Recuerdo de adolescente que iba con algún amigo a la zona del llamado Palmeral de la playa de Muchavista a extraer y cortar raíces de regaliz para después de bien lavadas, morderlas y succionarlas poco a poco. Mis padres me decían que era bueno para la garganta y el estómago además de persuasivo de fumadores; desde entonces lo tomo moderadamente ya que su abuso provoca hipertensión. Ahora mismo tengo en la cocina de casa dos «puros» atados en su original goma azul esperando su consumo.

Y he aquí que leo en INFORMACIÓN un reportaje magnífico de ese buen periodista y amigo que es José Manuel Caturla contando que a este señor llamado José López le han requisado dos policías locales la mercancía y además denunciado por carecer de licencia, prohibiéndole por tanto vender eso que ni es falsificación ni producto nocivo o de contrabando, pudiéndosele imponer una sanción ejemplar. Yo comprendo que hay que perseguir la venta ilegal pero a todos los niveles, o mejor dicho, empezando por arriba. Esta persona ya jubilada no está mandada por nadie ni siquiera vocea su producto; solo busca ganarse unos euros diarios con los que capear aunque sea modestamente su penuria y la de su familia.

Lo peor del caso es que cualquier día de la semana uno va por el centro de Alicante y se encuentra con mendigos tirados por el suelo, acompañados de perros o gatos, gorrillas que te amenazan si no les das dinero para «vigilarte el coche» o pedigüeños de un euro para un bocadillo. Curiosamente casi todos ellos bien cubiertos de tatuajes que supongo valdrá un dinero hacérselos.
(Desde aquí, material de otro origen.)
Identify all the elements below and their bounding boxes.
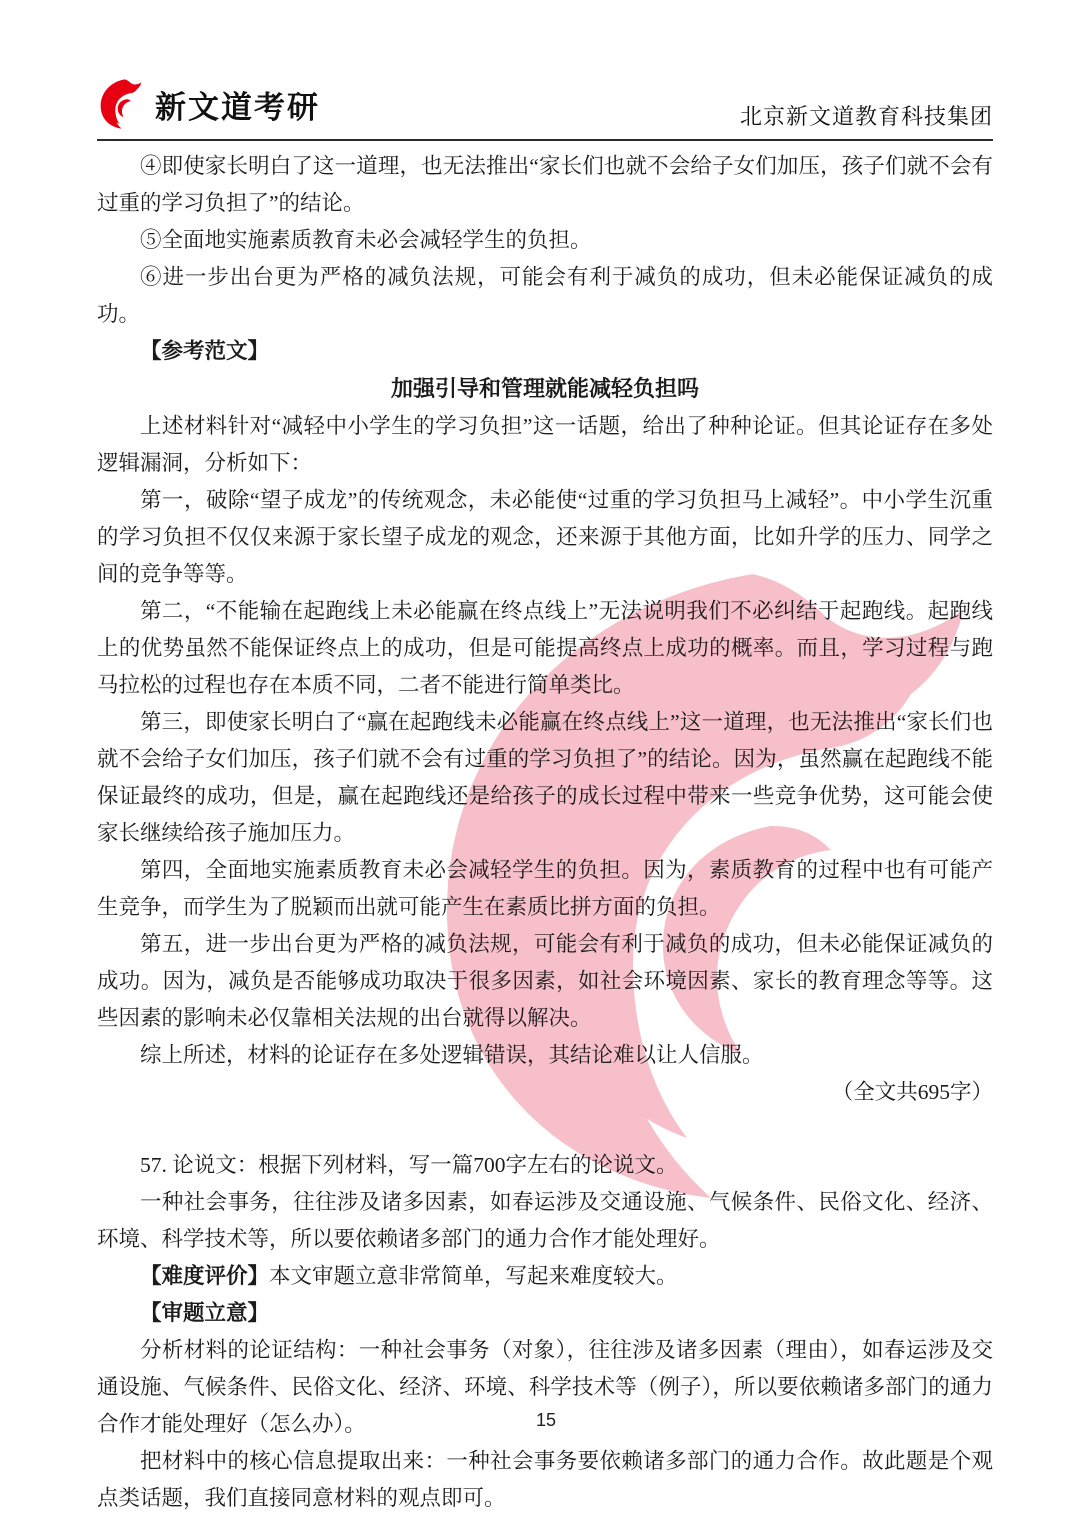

El lunes en plena Rambla, arriba y abajo, observo a hombres de mal aspecto, alguno tumbado en la acera, vendiendo objetos realizados con evidente maestría con latas de refrescos. A estos parece que aún no les ha llegado el policía de turno a evitarles su peculiar negocio. ¿O no acudirá nunca?

Ahí viene la indignación. ¿Por qué a unos sí y a otros no?; ¿por qué no se frena la mendicidad ejercida como negocio que tanto afea nuestra imagen de ciudad turística, ofreciendo unos servicios sociales a quienes de verdad necesitan ayuda? La tolerancia genera atracción para los que viven de la picardía y los policías locales, que deben ocuparse de casos de mayor enjundia, han de saber, primero, elegir la entidad de la infracción y, después, hacer gala de algo que se llama sentido común y sensibilidad.

Cómo me viene a la memoria la figura de aquel sargento de la entonces llamada Policía Municipal de nombre Pedro Morales Martín que era todo bondad y señorío cuyo recuerdo permanecerá indeleble en mi memoria cuando lo conocí en aquellos tiempos de dictadura donde el guardia de tu zona era casi de la familia, se le quería, se le llenaba de regalos en Navidad y, como en mi caso, me hablaba con enorme cariño y «multaba» el camión de juguete de aquel chavalín que era yo y lo paseaba tirado de un cordel por la Explanada.

Espero que al señor del regaliz se le pueda regularizar su situación; si tiene que pagar algún impuesto, que suba algo de precio su ya de por sí barato producto, que yo, y seguramente muchos más, iremos a buscarlo para agradecerle su humilde y correcto modo de endulzarnos un poco la vida que el sistema le ha amargado aún más.